The intensity of babyhood has followed her into toddler-hood and she is a delightful, charming, lovely and insane, screaming, balls to the wall, child.  She switches from one to the other at a moments notice. 

Here is the funny thing though- when I mention some of her more distinctive "traits" people are quick to find an excuse for her.

"Maybe she has a gluten intolerance."
"Could be she has colic."
"Try taking out the dairy."
"Get her adjusted."
"Cranial therapy works wonders."
"Have you tried wearing her?"
"Teeth?"
 My mom even said once that, "She is only unhappy when she doesn't get enough sleep," to which my mother- in-law (who LIVES with us and said child) responded, "She must be tired ALL THE TIME."

You know what I think though?  I don't think there is anything WRONG with this girl.  I don't think she can or needs to be "fixed" with an adjustment or a diet change or magical technique.  I think she is just kind of....hard.

And, I am not afraid to admit it.

I could make up excuses for my child.  I could blame it on something that is beyond our control.  Or I could try to control the situation in every way possible. I think that I could successfully drive myself batty doing so.  I could also just admit the simple yet difficult truth of the matter:  some babies, children and human beings are harder.  Or more intense.  Or more sensitive.  Or if you are lucky, they are all three.  
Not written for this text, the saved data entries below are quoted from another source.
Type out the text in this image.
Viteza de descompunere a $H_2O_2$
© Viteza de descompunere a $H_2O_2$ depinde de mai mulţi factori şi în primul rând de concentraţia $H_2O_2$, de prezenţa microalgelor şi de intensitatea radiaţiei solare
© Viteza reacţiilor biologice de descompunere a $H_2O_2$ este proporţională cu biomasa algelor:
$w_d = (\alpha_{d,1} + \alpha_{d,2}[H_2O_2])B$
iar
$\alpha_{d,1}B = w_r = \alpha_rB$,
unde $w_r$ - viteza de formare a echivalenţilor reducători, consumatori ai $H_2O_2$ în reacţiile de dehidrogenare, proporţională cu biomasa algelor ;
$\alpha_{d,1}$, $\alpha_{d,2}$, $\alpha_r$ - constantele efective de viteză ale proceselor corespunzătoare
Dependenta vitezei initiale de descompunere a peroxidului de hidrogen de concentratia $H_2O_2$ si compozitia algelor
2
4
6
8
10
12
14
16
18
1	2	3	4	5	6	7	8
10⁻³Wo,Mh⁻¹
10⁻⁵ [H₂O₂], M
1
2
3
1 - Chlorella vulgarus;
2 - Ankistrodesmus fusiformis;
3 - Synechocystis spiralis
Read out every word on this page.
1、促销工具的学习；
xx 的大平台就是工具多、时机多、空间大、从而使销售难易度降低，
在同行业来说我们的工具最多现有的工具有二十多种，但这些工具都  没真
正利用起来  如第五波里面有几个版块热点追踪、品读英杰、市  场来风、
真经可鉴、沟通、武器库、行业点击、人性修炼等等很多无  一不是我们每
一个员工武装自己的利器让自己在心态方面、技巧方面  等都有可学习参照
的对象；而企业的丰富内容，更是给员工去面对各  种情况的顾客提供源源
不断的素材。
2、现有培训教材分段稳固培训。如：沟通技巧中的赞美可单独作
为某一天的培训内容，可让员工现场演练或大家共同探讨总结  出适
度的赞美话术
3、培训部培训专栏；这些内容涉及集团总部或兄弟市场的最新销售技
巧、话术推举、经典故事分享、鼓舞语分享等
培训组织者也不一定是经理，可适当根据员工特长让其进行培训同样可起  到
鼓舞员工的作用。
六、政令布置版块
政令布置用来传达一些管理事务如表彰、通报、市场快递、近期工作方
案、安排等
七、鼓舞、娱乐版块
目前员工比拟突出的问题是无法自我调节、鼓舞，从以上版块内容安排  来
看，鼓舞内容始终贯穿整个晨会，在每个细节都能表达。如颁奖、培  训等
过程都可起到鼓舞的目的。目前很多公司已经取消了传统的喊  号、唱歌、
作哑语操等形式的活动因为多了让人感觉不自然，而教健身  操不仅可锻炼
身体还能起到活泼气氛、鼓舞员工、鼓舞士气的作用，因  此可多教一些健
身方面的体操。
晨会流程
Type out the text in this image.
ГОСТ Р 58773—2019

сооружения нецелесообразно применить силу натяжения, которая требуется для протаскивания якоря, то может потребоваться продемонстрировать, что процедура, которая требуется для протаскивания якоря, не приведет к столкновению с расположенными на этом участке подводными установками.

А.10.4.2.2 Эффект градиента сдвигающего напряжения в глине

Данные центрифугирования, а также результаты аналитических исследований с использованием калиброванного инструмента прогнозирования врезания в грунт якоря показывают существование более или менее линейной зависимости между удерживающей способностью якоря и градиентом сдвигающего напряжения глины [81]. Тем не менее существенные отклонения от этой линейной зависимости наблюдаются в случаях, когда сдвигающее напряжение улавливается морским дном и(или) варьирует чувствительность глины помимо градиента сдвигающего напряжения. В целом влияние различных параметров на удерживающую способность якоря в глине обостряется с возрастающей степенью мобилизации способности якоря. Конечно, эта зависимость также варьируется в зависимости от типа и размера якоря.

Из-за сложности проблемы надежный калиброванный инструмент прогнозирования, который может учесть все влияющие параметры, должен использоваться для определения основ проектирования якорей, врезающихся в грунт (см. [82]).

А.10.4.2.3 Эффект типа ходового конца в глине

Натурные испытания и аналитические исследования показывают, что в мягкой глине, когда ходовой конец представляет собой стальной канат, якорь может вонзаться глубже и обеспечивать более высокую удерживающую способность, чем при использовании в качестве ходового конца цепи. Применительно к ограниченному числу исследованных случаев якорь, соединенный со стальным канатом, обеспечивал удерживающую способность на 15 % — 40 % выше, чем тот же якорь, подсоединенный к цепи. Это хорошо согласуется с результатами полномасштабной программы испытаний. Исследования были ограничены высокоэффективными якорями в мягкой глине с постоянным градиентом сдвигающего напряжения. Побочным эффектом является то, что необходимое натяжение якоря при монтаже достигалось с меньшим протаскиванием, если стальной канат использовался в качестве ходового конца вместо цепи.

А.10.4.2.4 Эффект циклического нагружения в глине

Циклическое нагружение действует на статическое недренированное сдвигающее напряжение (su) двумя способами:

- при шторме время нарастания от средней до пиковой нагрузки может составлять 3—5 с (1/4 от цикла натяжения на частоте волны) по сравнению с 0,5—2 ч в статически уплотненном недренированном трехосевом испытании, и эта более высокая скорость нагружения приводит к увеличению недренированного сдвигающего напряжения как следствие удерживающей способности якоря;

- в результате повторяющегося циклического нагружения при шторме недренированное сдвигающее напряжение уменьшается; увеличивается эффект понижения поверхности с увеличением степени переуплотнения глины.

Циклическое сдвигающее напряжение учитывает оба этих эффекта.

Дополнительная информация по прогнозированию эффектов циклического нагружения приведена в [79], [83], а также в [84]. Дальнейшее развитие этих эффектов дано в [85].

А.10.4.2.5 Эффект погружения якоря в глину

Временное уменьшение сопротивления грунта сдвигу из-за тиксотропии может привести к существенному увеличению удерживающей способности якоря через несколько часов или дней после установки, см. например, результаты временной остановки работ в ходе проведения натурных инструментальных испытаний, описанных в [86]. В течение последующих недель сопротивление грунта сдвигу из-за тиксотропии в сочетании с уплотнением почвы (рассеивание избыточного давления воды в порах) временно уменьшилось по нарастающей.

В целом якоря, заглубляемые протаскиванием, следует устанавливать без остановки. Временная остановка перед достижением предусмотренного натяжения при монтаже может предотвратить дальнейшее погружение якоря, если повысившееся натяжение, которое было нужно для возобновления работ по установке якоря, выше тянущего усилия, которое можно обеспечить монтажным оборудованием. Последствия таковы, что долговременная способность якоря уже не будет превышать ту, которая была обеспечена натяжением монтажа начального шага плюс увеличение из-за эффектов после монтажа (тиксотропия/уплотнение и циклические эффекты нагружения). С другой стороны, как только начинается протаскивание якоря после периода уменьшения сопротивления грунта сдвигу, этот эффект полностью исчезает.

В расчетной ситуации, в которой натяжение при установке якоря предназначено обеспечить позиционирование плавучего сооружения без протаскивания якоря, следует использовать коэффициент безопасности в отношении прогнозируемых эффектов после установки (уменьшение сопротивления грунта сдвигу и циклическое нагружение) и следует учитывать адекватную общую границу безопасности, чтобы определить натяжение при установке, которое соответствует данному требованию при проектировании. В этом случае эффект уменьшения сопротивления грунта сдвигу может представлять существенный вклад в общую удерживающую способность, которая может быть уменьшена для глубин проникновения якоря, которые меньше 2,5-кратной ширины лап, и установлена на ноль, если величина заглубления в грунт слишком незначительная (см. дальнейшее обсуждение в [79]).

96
But it seems to me that sometimes nobody wants to do this.  We would much rather find an excuse, a reason, an explanation.  I think it takes some of the blame off of the kid, and it makes us feel like we have a little more control over our lives than we actually do.  If we can just figure out the cause, then we could fix them!!!!

The other thing that I hate to think about is how I and the way I parent contributes to the trouble I sometimes have with this sweet child.  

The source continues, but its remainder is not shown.